For optimal results, or if rust appears in any case, scour the areas with abrasive salt and oil, and then re-season the cast iron. This will re-build the smooth surface of the cast iron, keep it from deteriorating, rusting, and will eliminate the need for excess grease and oil when cooking. This simple process is as following:

  1. Wash with mild dishwashing detergent, rinse, and thoroughly heat dry the iron. Never drain dry or use the dishwasher.
  2. Rub a thin layer of vegetable oil on the interior and exterior of your cast iron cookware. (All cast iron lids must be treated the same way as your pots / pans.)
  3. Place oiled cookware into your oven and heat to 300 degrees – 400 degrees F for 30 – 60 minutes.
  4. Turn oven off and allow cookware to cool. Remove from oven, drain excess oil, and then wipe any remaining oil off with a paper towel.

 

FAQ

Q.1: My cast iron cookware got rusted after usage, is it a quality problem

A.1: Cast iron cookware is natural iron without densified coating, nor any plating of anti-rust, its capability of anti-rust is weak. As anti-rust layers often contain unhealthy chemicals it is not applied to any cast iron skillet. The exposure to rust is a general feature of cast iron skillets.

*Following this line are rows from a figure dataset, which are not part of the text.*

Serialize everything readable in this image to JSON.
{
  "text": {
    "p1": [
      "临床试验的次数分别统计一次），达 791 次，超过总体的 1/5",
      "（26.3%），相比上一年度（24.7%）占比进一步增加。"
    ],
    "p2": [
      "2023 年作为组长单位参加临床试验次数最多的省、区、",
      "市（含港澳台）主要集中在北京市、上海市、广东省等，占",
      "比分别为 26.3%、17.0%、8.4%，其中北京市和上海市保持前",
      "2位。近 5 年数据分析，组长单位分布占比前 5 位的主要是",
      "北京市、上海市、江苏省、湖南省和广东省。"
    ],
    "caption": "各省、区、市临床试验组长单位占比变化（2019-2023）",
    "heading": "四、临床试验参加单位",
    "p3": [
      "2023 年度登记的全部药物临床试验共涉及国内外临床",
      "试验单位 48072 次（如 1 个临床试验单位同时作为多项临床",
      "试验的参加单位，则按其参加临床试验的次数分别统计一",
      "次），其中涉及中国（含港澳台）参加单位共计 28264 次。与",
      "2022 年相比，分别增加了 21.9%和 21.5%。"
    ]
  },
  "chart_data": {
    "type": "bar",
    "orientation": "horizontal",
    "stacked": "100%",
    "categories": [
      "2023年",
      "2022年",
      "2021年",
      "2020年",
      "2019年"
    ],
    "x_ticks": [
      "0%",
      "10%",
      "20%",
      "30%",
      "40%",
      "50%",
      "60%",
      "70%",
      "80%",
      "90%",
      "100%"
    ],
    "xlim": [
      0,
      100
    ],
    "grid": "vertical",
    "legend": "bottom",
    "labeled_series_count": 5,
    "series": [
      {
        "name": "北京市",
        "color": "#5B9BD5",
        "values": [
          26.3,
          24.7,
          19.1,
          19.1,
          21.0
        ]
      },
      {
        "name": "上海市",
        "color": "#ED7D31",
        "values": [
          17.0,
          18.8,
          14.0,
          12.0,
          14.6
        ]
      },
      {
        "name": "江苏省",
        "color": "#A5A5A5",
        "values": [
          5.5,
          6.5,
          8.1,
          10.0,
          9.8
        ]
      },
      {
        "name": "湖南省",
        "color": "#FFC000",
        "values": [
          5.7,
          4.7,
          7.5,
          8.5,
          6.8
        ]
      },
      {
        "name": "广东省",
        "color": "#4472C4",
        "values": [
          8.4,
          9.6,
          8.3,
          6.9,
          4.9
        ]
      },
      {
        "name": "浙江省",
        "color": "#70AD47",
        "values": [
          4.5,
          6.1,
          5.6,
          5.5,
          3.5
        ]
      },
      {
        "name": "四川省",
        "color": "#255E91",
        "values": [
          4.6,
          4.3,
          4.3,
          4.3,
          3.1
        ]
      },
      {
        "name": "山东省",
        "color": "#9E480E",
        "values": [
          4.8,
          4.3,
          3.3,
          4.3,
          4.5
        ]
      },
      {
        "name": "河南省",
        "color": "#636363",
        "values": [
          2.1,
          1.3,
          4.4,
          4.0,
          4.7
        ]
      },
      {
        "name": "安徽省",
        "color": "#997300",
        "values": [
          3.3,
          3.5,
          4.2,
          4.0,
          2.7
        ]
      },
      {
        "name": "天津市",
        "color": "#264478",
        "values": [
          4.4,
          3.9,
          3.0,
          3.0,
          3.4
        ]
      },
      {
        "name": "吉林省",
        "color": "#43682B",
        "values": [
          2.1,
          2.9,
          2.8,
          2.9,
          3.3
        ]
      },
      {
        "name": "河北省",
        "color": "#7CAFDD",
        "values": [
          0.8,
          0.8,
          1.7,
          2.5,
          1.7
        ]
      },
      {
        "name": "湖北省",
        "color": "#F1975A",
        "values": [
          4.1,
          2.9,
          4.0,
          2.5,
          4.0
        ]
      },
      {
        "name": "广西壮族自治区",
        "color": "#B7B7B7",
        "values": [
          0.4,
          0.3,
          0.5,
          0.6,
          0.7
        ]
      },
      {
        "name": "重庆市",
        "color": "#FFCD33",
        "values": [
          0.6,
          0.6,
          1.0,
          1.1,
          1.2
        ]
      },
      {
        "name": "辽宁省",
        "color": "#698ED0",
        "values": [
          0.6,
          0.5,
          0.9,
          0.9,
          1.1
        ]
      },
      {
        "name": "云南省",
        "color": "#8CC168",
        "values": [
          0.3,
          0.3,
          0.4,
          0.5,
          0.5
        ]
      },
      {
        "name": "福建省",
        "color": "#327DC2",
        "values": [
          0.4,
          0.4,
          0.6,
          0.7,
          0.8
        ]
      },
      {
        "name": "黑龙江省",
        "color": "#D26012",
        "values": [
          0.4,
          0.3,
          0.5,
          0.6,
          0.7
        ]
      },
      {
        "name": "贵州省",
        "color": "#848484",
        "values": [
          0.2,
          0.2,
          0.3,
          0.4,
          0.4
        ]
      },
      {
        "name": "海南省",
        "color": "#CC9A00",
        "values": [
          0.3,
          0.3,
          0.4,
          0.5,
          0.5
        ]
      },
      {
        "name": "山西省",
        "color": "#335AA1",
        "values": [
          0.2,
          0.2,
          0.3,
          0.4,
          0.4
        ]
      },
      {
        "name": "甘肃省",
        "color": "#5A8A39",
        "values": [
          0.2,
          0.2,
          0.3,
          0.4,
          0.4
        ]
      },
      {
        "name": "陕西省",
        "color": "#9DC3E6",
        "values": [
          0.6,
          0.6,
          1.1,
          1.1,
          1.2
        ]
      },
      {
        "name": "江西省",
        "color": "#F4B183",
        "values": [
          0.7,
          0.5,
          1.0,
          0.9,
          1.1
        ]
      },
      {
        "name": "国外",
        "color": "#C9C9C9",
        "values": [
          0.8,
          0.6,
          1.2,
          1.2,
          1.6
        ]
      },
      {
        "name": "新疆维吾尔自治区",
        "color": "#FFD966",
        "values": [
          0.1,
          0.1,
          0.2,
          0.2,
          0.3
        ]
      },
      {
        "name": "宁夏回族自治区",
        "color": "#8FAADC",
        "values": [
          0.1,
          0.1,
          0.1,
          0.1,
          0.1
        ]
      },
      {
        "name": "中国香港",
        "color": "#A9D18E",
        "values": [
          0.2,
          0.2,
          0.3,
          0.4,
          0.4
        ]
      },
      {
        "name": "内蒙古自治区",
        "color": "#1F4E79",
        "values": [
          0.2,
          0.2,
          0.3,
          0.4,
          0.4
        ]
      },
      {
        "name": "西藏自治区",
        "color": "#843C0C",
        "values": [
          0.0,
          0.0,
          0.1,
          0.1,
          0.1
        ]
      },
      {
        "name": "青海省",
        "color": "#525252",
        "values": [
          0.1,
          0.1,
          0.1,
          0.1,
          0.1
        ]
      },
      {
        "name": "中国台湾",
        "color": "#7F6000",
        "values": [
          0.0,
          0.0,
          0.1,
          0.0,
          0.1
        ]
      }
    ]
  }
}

The Stove&Dove cast iron skillets is made out of the highest density and quality of iron which is extremely stable and resistant. However, if you want to enjoy the variety of advantages a cast iron provides you will have to care of it properly. We suggest putting the cast iron on the stove to heat dry the water completely to avoid rusting.

Q.2: When I used the Cast Iron to cook, the food stuck on the pans, is this normal?

A.2: The cast iron cookware cannot become non-stick right from the beginning. After repeated cooking of oily or fat food, the cooking oil will immerse inside the porous surface of the cast iron and form a natural "non-stick" coating (Platina). Once this so-called Platina is created you will enjoy all the benefits of a cast iron skillet.  

Frequently frying, baking fat or oily food will help the development of the "non-stick" coating. On the contrary, boiling, water-abundant food, or acid/alkaline food will deteriorate the "non-stick" coating. To keep the "non-stick" coating, when washing the cookware, use no soap or less soap, just rinse with hot water.

The "non-stick" coating of the cast iron is not the same as the traditional concept of Polymer Materials non-stick, which easily wears out and accumulates in the human body.  When choosing the cast iron cookware, you decided for a natural, and healthy lifestyle.